Keizer’s Personnel Policy Committee on Oct. 28 recommended the City Council adopt a resolution establishing procedures and a standardized form for observations of the municipal court judge and clarifying how observers’ concerns should be handled.
The committee’s action comes after staff and the city attorney reviewed an existing 2021 resolution that set observation procedures but did not include the form or guidance on its use. City Attorney Lindsey told the committee that observers who find anything “unsatisfactory” should send those written comments to the city attorney so the matter can be handled confidentially and, where appropriate, taken up in executive session.
“...if anything turns out unsatisfactory, that you send it through this the city attorney so it stays confidential,” City Attorney Lindsey said, recommending the attorney act as a gatekeeper for potentially sensitive comments so the committee and council can decide whether to call an executive session.

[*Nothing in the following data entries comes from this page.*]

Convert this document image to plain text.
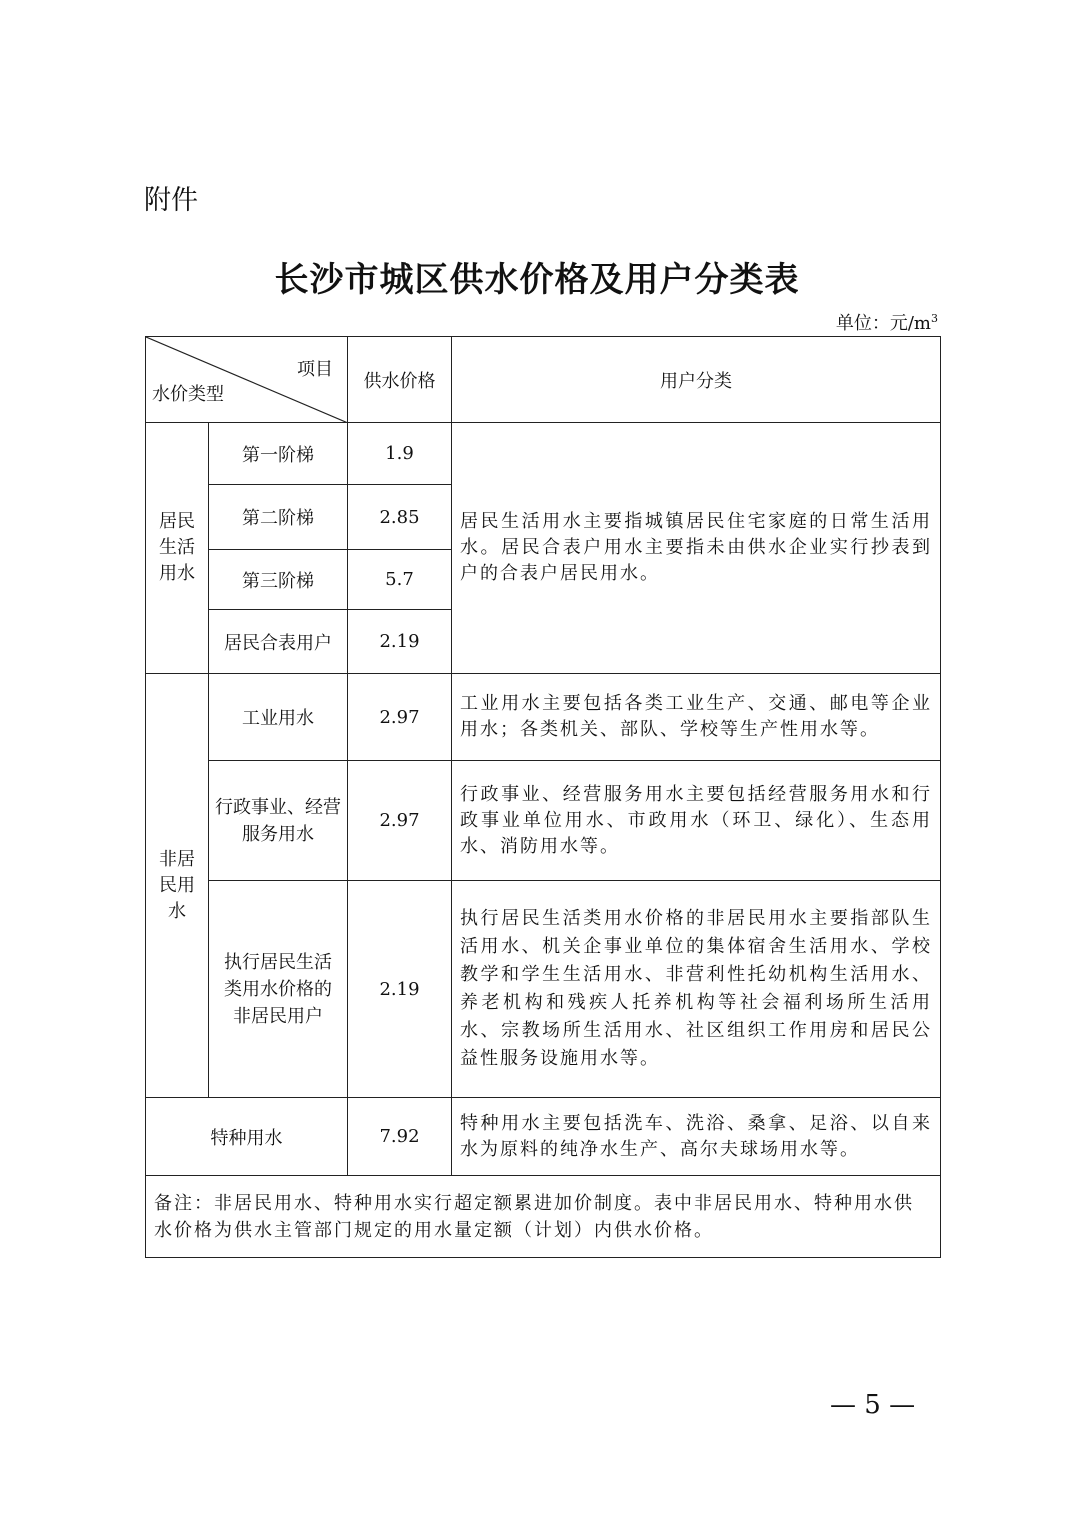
附件
长沙市城区供水价格及用户分类表
单位：元$/m^3$
项目
水价类型		供水价格	用户分类
居民生活用水	第一阶梯	1.9	居民生活用水主要指城镇居民住宅家庭的日常生活用水。居民合表户用水主要指未由供水企业实行抄表到户的合表户居民用水。
	第二阶梯	2.85	
	第三阶梯	5.7	
	居民合表用户	2.19	
非居民用水	工业用水	2.97	工业用水主要包括各类工业生产、交通、邮电等企业用水；各类机关、部队、学校等生产性用水等。
	行政事业、经营服务用水	2.97	行政事业、经营服务用水主要包括经营服务用水和行政事业单位用水、市政用水（环卫、绿化）、生态用水、消防用水等。
	执行居民生活类用水价格的非居民用户	2.19	执行居民生活类用水价格的非居民用水主要指部队生活用水、机关企事业单位的集体宿舍生活用水、学校教学和学生生活用水、非营利性托幼机构生活用水、养老机构和残疾人托养机构等社会福利场所生活用水、宗教场所生活用水、社区组织工作用房和居民公益性服务设施用水等。
特种用水		7.92	特种用水主要包括洗车、洗浴、桑拿、足浴、以自来水为原料的纯净水生产、高尔夫球场用水等。
备注：非居民用水、特种用水实行超定额累进加价制度。表中非居民用水、特种用水供水价格为供水主管部门规定的用水量定额（计划）内供水价格。			
— 5 —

Committee members discussed practical issues around assigning observers. The draft resolution had the mayor announce two councilors to attend arraignments and hearings at the start of each biennium; several members said that practice, while longstanding, can create coverage gaps when appointees are unavailable. To address that, the committee agreed to add an amendment authorizing “timely and reasonable adjustments to the observing counselors [sic] may be made by the mayor to ensure at least two observations per year.” That amendment was offered in committee and accepted before the recommendation vote.

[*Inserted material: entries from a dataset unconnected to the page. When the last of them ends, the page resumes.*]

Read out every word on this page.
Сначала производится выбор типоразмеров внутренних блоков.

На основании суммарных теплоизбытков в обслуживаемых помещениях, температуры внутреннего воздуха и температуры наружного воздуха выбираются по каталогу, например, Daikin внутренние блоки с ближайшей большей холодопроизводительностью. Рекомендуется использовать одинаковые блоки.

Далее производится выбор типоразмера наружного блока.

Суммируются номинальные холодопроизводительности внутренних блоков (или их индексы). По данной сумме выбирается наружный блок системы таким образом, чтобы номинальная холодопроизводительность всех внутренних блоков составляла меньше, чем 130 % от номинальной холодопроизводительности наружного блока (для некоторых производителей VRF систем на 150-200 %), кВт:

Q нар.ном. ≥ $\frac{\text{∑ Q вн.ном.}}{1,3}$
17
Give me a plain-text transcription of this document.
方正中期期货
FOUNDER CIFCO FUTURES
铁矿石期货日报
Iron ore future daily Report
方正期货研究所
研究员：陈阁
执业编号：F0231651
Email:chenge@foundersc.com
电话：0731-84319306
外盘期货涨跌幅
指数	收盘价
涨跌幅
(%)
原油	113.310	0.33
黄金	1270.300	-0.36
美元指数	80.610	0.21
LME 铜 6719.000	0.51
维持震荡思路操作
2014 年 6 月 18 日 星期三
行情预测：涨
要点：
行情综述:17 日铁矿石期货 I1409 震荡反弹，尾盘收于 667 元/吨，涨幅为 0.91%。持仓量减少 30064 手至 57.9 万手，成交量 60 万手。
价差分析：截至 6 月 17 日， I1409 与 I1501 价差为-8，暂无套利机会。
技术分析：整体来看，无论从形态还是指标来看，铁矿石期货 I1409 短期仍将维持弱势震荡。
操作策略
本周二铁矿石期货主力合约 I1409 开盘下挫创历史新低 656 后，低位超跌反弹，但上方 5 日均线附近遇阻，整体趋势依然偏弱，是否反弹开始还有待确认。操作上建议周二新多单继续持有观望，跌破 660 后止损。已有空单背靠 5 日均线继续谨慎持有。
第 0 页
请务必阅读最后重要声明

Members also added background language to the resolution explaining why the city is adopting the practice: that the municipal judge is an appointed position and the council desires a written means of understanding and ensuring that the appointee is performing in accordance with the council’s scope of work.
The committee voted unanimously to recommend the resolution to the City Council “as amended.” No member requested that the judge be noticed to an executive session unless the judge specifically requested to be present, in keeping with state public-meeting law as explained by Lindsey.
Votes at a glance:
- Motion to approve minutes from the July meeting — approved unanimously by the committee.
- Motion to recommend adoption to the City Council of the municipal court judge observation procedures resolution, as amended — approved unanimously by the committee.
What happens next: The committee’s recommendation will be delivered to the full City Council for consideration. If an observer’s written comments are judged to contain potentially adverse material about the judge, the procedure agreed in committee is to send those comments to the city attorney, who will advise on confidentiality and, if appropriate, arrange an executive session.